Economist dergisi, üst düzey yetkililerinin "şifreli uyarılar" ile Türkiye'nin "ya batacak ya çıkacak" bir sınav ile karşı karşıya bulunduğunu, yargı bağımsızlığının zedelemesi durumunda AB'nin üyelik müzakerelerini askıya alabileceğini söylediklerini belirttiği yorumunda "Türkiye'nin şimdi Batı ile "sıfır sorun' stratejisine ihtiyacı var" görüşünü de yansıttı.
Türkiye'de yaşanan "güç mücadelesi"nin ülkenin AB'ye katılma umudunu daha da azaldığı düşünülüyor. Economist dergisinin "üst düzey yetkililer"e atfen Türkiye'de yargı bağımsızlığının zedelemesi durumda AB'nin üyelik müzakerelerini askıya alabileceğini savunduğu yoruma göre "Türkiye'nin şimdi Batı ile "sıfır sorun' stratejisine ihtiyacı var."
İngiliz Economist dergisi,"Charlemagne" köşesinde Türkiye'de olup bitenlerin karşısında Türkiye'nin AB sürecine ilişkin uyarılarda bulunuyor.
"Başka bir dönemde belki şimdiden Ankara ve İstanbul sokaklarında tankları görürdük" sözleriyle başlatılan yorumda "Generallerin kışlalarda kalması ve birçokları cezaevinde olması demokratik ilerlemenin bir işaretidir" olarak değerlendirirse de güçlü büyüme ve siyasi reform yıllarının ardından Türkiye'nin "geriye kaydığı", Başbakan Erdoğan'ın "otoriterleştiği" savunuluyor.

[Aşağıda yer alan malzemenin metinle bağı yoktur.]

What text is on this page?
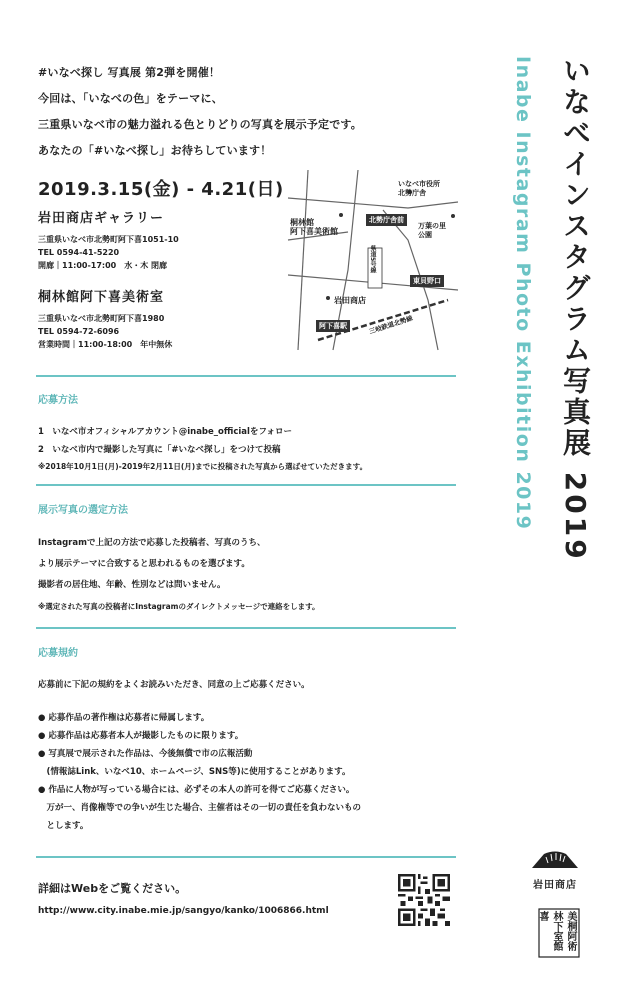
#いなべ探し 写真展 第2弾を開催！
今回は、「いなべの色」をテーマに、
三重県いなべ市の魅力溢れる色とりどりの写真を展示予定です。
あなたの「#いなべ探し」お待ちしています！
2019.3.15(金) - 4.21(日)
岩田商店ギャラリー
三重県いなべ市北勢町阿下喜1051-10
TEL 0594-41-5220
開廊｜11:00-17:00　水・木 閉廊
桐林館阿下喜美術室
三重県いなべ市北勢町阿下喜1980
TEL 0594-72-6096
営業時間｜11:00-18:00　年中無休
いなべ市役所
北勢庁舎
桐林館
阿下喜美術館
北勢庁舎前
万葉の里
公園
県道5号線
東貝野口
岩田商店
阿下喜駅	三岐鉄道北勢線
応募方法
1　いなべ市オフィシャルアカウント@inabe_officialをフォロー
2　いなべ市内で撮影した写真に「#いなべ探し」をつけて投稿
※2018年10月1日(月)-2019年2月11日(月)までに投稿された写真から選ばせていただきます。
展示写真の選定方法
Instagramで上記の方法で応募した投稿者、写真のうち、
より展示テーマに合致すると思われるものを選びます。
撮影者の居住地、年齢、性別などは問いません。
※選定された写真の投稿者にInstagramのダイレクトメッセージで連絡をします。
応募規約
応募前に下記の規約をよくお読みいただき、同意の上ご応募ください。
● 応募作品の著作権は応募者に帰属します。
● 応募作品は応募者本人が撮影したものに限ります。
● 写真展で展示された作品は、今後無償で市の広報活動
　(情報誌Link、いなべ10、ホームページ、SNS等)に使用することがあります。
● 作品に人物が写っている場合には、必ずその本人の許可を得てご応募ください。
　万が一、肖像権等での争いが生じた場合、主催者はその一切の責任を負わないもの
　とします。
詳細はWebをご覧ください。
http://www.city.inabe.mie.jp/sangyo/kanko/1006866.html
Inabe Instagram Photo Exhibition 2019 いなべインスタグラム写真展 2019
岩田商店
美桐阿術林下室館喜
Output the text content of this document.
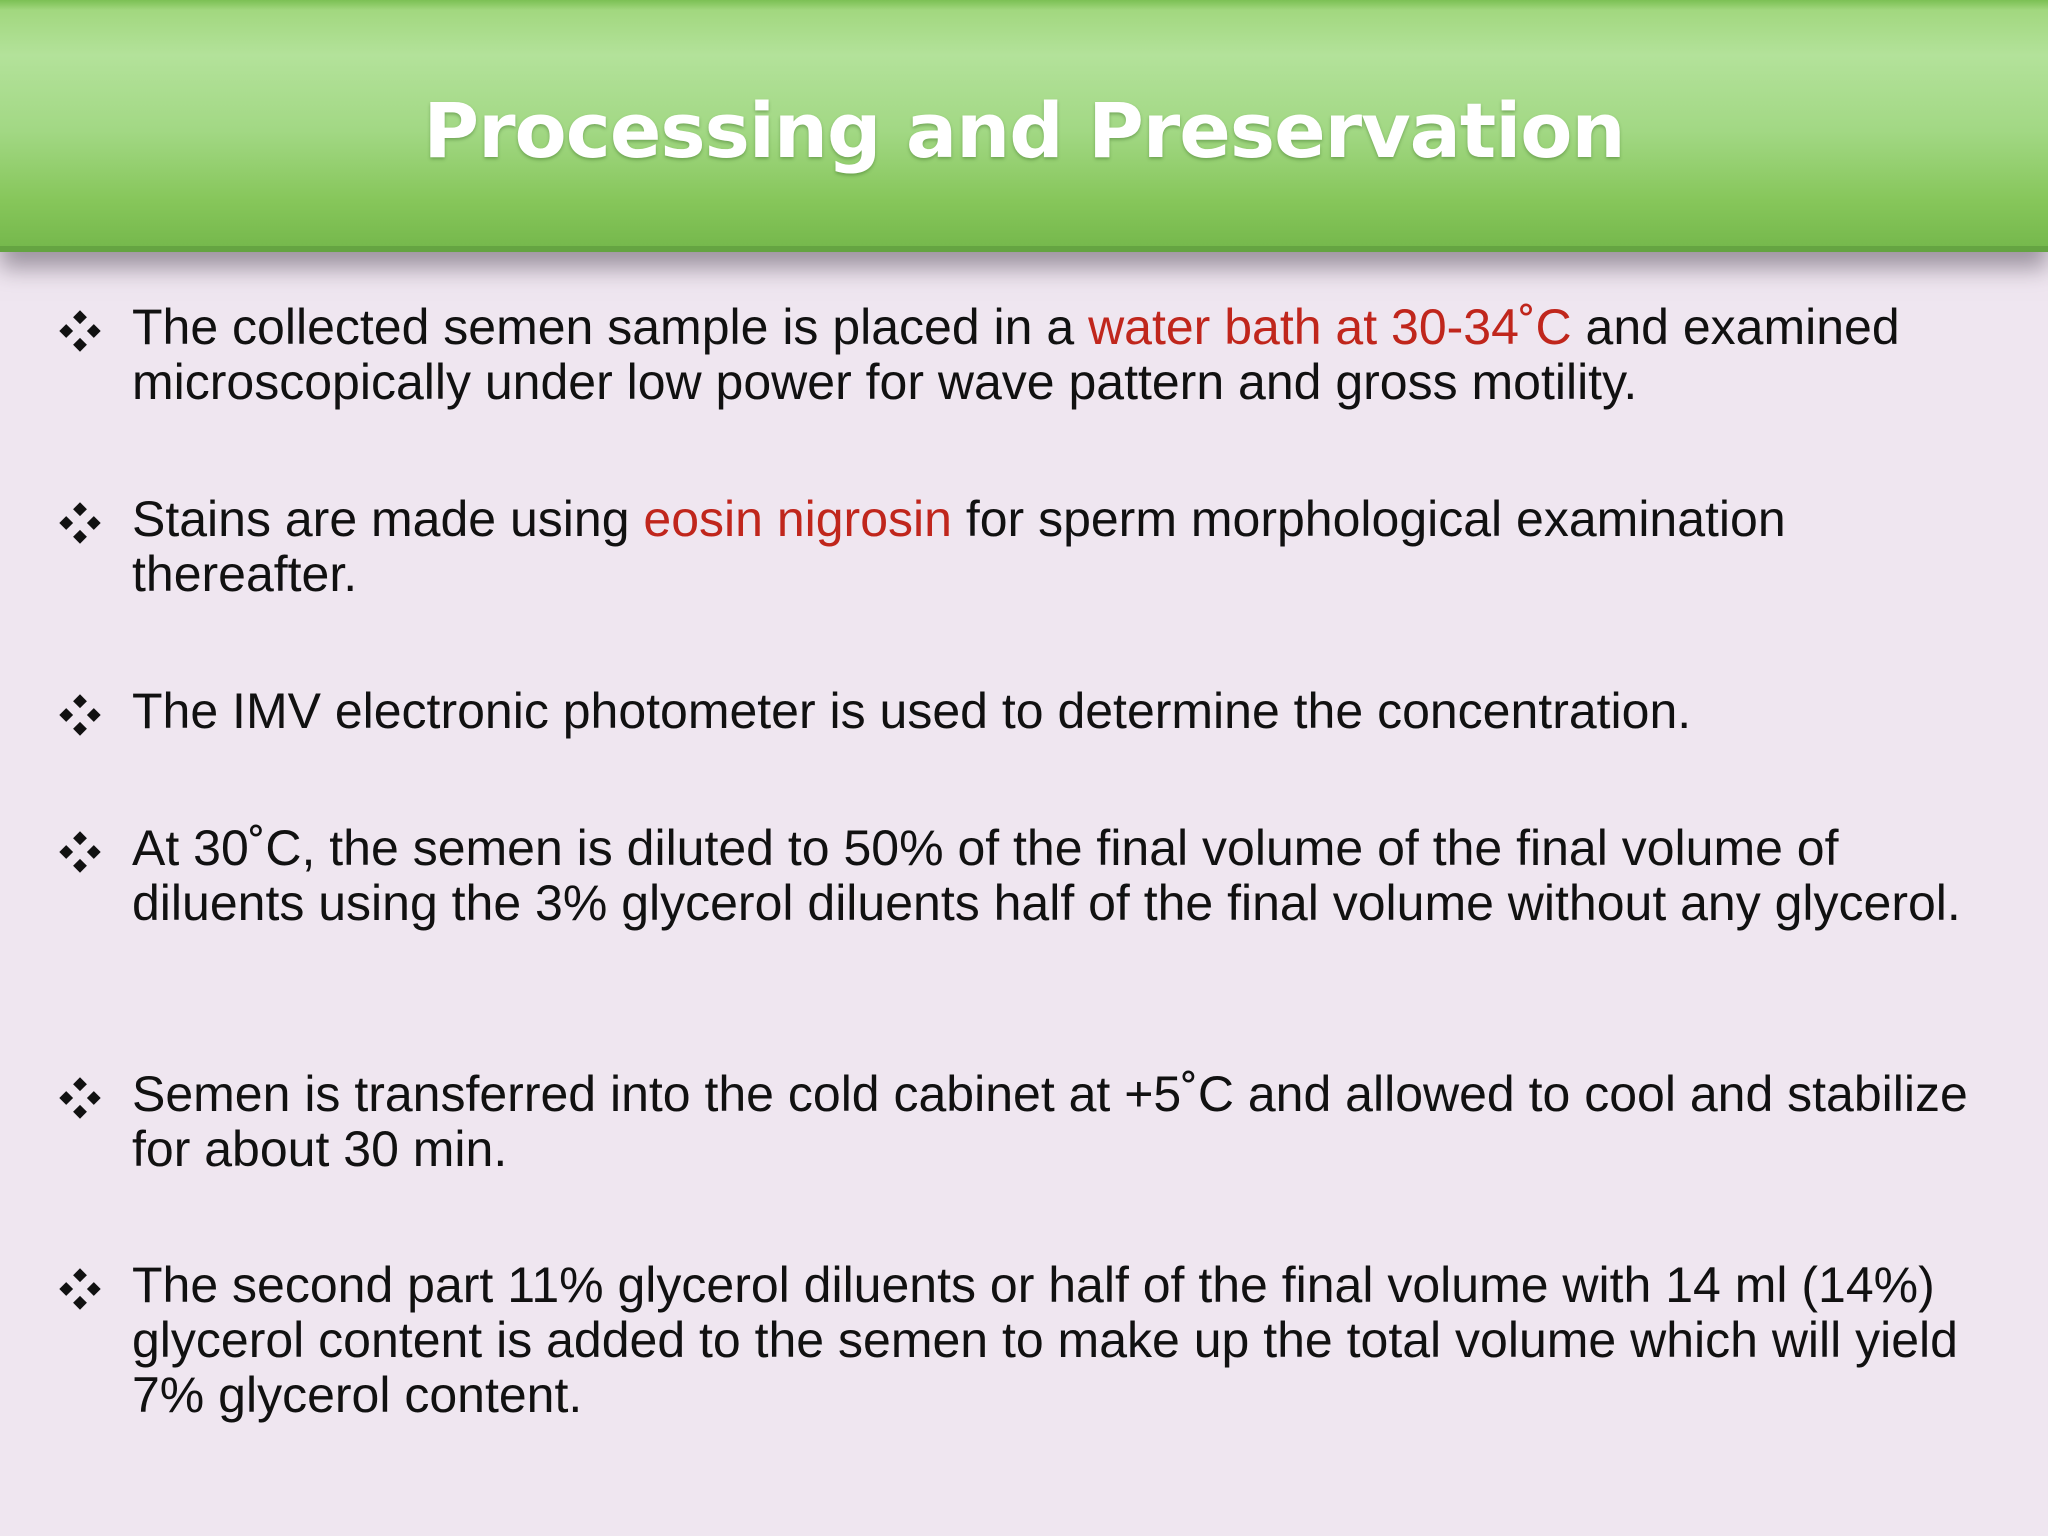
Processing and Preservation

The collected semen sample is placed in a water bath at 30-34˚C and examined microscopically under low power for wave pattern and gross motility.

Stains are made using eosin nigrosin for sperm morphological examination thereafter.

The IMV electronic photometer is used to determine the concentration.

At 30˚C, the semen is diluted to 50% of the final volume of the final volume of diluents using the 3% glycerol diluents half of the final volume without any glycerol.

Semen is transferred into the cold cabinet at +5˚C and allowed to cool and stabilize for about 30 min.

The second part 11% glycerol diluents or half of the final volume with 14 ml (14%) glycerol content is added to the semen to make up the total volume which will yield 7% glycerol content.
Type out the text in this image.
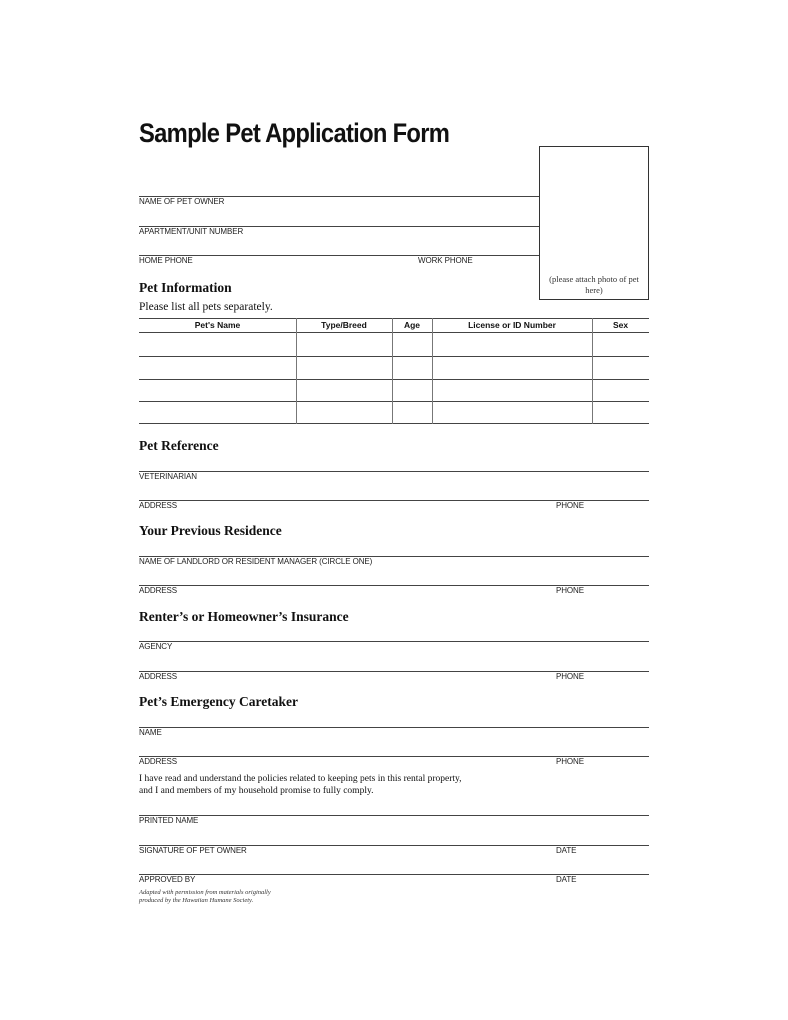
Sample Pet Application Form
(please attach photo of pet here)
NAME OF PET OWNER
APARTMENT/UNIT NUMBER
HOME PHONE	WORK PHONE
Pet Information
Please list all pets separately.
Pet's Name	Type/Breed	Age	License or ID Number	Sex
Pet Reference
VETERINARIAN
ADDRESS	PHONE
Your Previous Residence
NAME OF LANDLORD OR RESIDENT MANAGER (CIRCLE ONE)
ADDRESS	PHONE
Renter’s or Homeowner’s Insurance
AGENCY
ADDRESS	PHONE
Pet’s Emergency Caretaker
NAME
ADDRESS	PHONE
I have read and understand the policies related to keeping pets in this rental property,
and I and members of my household promise to fully comply.
PRINTED NAME
SIGNATURE OF PET OWNER	DATE
APPROVED BY	DATE
Adapted with permission from materials originally
produced by the Hawaiian Humane Society.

"İÇ DÜŞMANI YOK ETMEYE ÇALIŞIRKEN ÜYELİK ŞANSINI
BATIRABİLİR"
Yolsuzluk soruşturması ardından Erdoğan'ın "cezaevine gönderdiği
generallere açılımlar yaptığı" görüşünü öne süren dergi, polis ve
yargıda yapılan görev değişikliklerine dikkat çektikten sonra
"Ancak Sayın Erdoğan'ın iç düşmanı yok etmeye çalışırken
Türkiye'nin AB'ye girme şanşını batırması riski var" uyarısını
yapıyor. Yorumda şöyle deniliyor:
"Üst düzey yetkililer, şifreli uyarılar ile Türkiye'nin hayati
bir sınav ile karşı karşıya bulunduğunu söylüyorlar. Yani, eğer
Sayın Erdoğan'ın yasal değişiklikleri, yargı bağımsızlığını ciddi
biçimde zedelerse, AB müzakereleri askıya alabilir. Kopenhag
kriterleri, adayların "demokrasi, hukuk üstünlüğünü, insan
haklarını ve azınlıklara saygı güvence altına alan istikrarlı
kurumlarının' olmasını gerektiriyor. Avrupa Birliği bürokratları,
askıya alınmanın "en dramatik yanıt' olmayı sürdürdüğünü
vurguluyorlar. Belki Sayın Erdoğan yeni yasayı geri çeker veya
değiştirir; belki Cumhurbaşkanı Abdullah Gül onu reddeder."
"PIRILTI YOK OLDU"
Economist, Erdoğan'ın bir süre öncesine kadar komşular ile "sıfır
sorun" politikasını izlediğini, Arap Baharı'nın patlak verdiğinde
Türkiye'nin bir "model" olarak övüldüğünü, ancak Gezi gösterilerine
sert bastırılması, Suriye'deki iç savaşın yoğunlaşması ve Mısır'da
ordunun yönetime el koymasının ardından "neo Osmancılık"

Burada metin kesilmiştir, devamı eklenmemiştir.